An example script in Go using Kafka-compatible API is provided below:

package main

import (
"encoding/csv"
"flag"
"fmt"
"io"
"os"
"time"

"github.com/confluentinc/confluent-kafka-go/kafka"
)

var (
respectTiming = flag.Bool("respect-timing", false, "Respect original message timing from recording")
csvFile = flag.String("csv", "out.csv", "Path to CSV file")
topic = flag.String("topic", "persistent://public/default/demo-topic", "Pulsar topic name")
brokers = flag.String("brokers", "localhost:6650", "Pulsar broker addresses")
)

func main() {
flag.Parse()
if err := do(); err != nil {
panic(err)
}
}

func do() error {
// Open CSV file
file, err := os.Open(*csvFile)
if err != nil {
return fmt.Errorf("failed to open CSV file: %w", err)
}
defer file.Close()

// Create CSV reader
reader := csv.NewReader(file)

// Skip header row
if _, err := reader.Read(); err != nil {
return fmt.Errorf("failed to read CSV header: %w", err)
}

// Create Kafka producer configured for Pulsar
producer, err := kafka.NewProducer(&kafka.ConfigMap{
"bootstrap.servers": *brokers,
})
if err != nil {
return fmt.Errorf("failed to create Kafka producer: %w", err)
}
defer producer.Close()

var lastTimestamp time.Time
startTime := time.Now()

// Iterate over CSV rows
for {
row, err := reader.Read()
if err == io.EOF {
break
}
if err != nil {
return fmt.Errorf("failed to read CSV row: %w", err)
}

// Extract message body from first column
messageBody := row[0]

// Handle timing if enabled
if *respectTiming && len(row) > 1 {
// Parse timestamp from second column
timestamp, err := time.Parse(time.RFC3339Nano, row[1])
if err != nil {
return fmt.Errorf("failed to parse timestamp %s: %w", row[1], err)
}

// Calculate delay relative to previous message
if !lastTimestamp.IsZero() {
delay := timestamp.Sub(lastTimestamp)
if delay > 0 {
time.Sleep(delay)
}
} else {
// First message - record start time
startTime = time.Now()
}
lastTimestamp = timestamp
}

// Create Kafka message
msg := &kafka.Message{
TopicPartition: kafka.TopicPartition{
Topic: *topic,
Partition: kafka.PartitionAny,
},
Value: []byte(messageBody),
}

// Produce message to Pulsar
if err := producer.Produce(msg, nil); err != nil {
return fmt.Errorf("failed to produce message to Pulsar: %w", err)
}
}

// Wait for all messages to be delivered
producer.Flush(15000) // 15 second timeout

if *respectTiming {
elapsed := time.Since(startTime)
fmt.Printf("Replay completed in %s with original timing\n", elapsed)
} else {
fmt.Println("Replay completed at maximum speed")
}

return nil
}

Usage Examples

Send messages as fast as possible (default):

go run main.go --csv out.csv --topic persistent://public/default/demo-topic --brokers localhost:6650

Respect original message timing from the recording:

go run main.go --csv out.csv --topic persistent://public/default/demo-topic --brokers localhost:6650 --respect-timing

Pulsar Configuration

Pulsar topics use a hierarchical naming scheme: persistent://tenant/namespace/topic-name or non-persistent://tenant/namespace/topic-name. When using the Kafka-compatible API, you can use these full topic names directly.

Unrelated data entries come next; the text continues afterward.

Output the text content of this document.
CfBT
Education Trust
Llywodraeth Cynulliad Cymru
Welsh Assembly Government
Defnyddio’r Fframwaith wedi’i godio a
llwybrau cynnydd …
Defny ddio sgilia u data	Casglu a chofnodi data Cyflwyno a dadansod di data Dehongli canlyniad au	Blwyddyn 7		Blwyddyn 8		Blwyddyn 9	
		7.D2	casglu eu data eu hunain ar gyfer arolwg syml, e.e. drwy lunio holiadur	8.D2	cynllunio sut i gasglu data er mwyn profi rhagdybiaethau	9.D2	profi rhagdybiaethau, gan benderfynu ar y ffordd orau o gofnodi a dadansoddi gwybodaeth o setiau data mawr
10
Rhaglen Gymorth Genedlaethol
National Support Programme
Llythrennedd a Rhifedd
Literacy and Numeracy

For authentication, Pulsar supports multiple methods:

  • TLS authentication
  • OAuth2
  • Basic authentication
  • JWT tokens

Configure these in your Kafka client's configuration map as needed.

note

Make sure to update the topic name (using Pulsar's hierarchical naming), broker addresses, and authentication settings. Pulsar's Kafka-compatible API allows you to use standard Kafka client libraries, making it easy to integrate with existing Kafka-based applications.

For more details on extracting and working with Kafka traffic, see the Kafka guide. For HTTP REST API usage, see the Getting Started Guide. Use the --respect-timing flag to preserve the original message timing patterns from your production traffic, or omit it to send messages as fast as possible for maximum throughput testing.